The following numbered responses correspond to those numbered comments as set forth in the comment letter dated May 25, 2012.


Form 8-K/A, filed May 8, 2012


Executive Compensation, page 50


1.

We note your response to prior comment two from our letter dated April 24, 2012.  However, in reviewing your document, we continue to note arrangements that suggest indirect compensation may be paid or payable to your named executive officers.  For example we note the obligation on page 25 to pay consultancy fees to PB Commodities for Mr. Reynolds’ services. In addition, we note that Mr. Reynolds founded Mining House, that Mining House does not provide services to companies other than Singapore Volition and that Mr.

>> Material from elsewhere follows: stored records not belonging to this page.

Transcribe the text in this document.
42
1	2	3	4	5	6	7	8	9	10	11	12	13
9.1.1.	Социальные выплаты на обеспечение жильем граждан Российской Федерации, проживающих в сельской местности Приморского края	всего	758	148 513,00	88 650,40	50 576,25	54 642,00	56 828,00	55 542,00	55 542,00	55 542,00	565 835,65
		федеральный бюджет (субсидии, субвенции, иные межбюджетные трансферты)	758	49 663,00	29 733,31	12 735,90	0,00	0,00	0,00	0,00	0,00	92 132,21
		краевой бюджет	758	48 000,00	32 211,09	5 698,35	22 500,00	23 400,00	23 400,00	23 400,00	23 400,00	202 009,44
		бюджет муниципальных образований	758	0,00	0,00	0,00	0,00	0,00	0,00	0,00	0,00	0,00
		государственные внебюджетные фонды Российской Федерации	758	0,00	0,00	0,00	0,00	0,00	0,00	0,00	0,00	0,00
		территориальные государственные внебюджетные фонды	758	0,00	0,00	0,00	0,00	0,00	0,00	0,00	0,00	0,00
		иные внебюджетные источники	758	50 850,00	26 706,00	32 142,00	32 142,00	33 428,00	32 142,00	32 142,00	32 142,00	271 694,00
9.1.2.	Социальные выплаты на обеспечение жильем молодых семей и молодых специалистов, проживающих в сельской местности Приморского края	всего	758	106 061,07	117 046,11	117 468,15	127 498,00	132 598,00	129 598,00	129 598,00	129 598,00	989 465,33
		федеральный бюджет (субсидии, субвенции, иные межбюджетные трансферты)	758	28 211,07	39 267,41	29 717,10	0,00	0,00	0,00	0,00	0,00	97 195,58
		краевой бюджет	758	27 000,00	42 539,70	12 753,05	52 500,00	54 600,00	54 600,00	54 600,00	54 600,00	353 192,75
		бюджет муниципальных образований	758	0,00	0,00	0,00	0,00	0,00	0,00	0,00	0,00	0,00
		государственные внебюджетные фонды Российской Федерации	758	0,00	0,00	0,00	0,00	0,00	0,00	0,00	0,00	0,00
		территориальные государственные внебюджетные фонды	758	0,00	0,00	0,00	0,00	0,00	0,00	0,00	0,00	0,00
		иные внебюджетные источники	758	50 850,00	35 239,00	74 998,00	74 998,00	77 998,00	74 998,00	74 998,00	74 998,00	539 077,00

Roosevert performs services on behalf of mining house.  Please note that Item 402 of Regulation S-K covers transactions with third parties where the purpose of the transaction is to furnish compensation to the named executive officer, directly or indirectly.  Please revise your disclosure accordingly.  Similarly revise the Form 10-K.


RESPONSE:  We have revised the Form 8-K/A and Form 10-KT/A to disclose the requested information.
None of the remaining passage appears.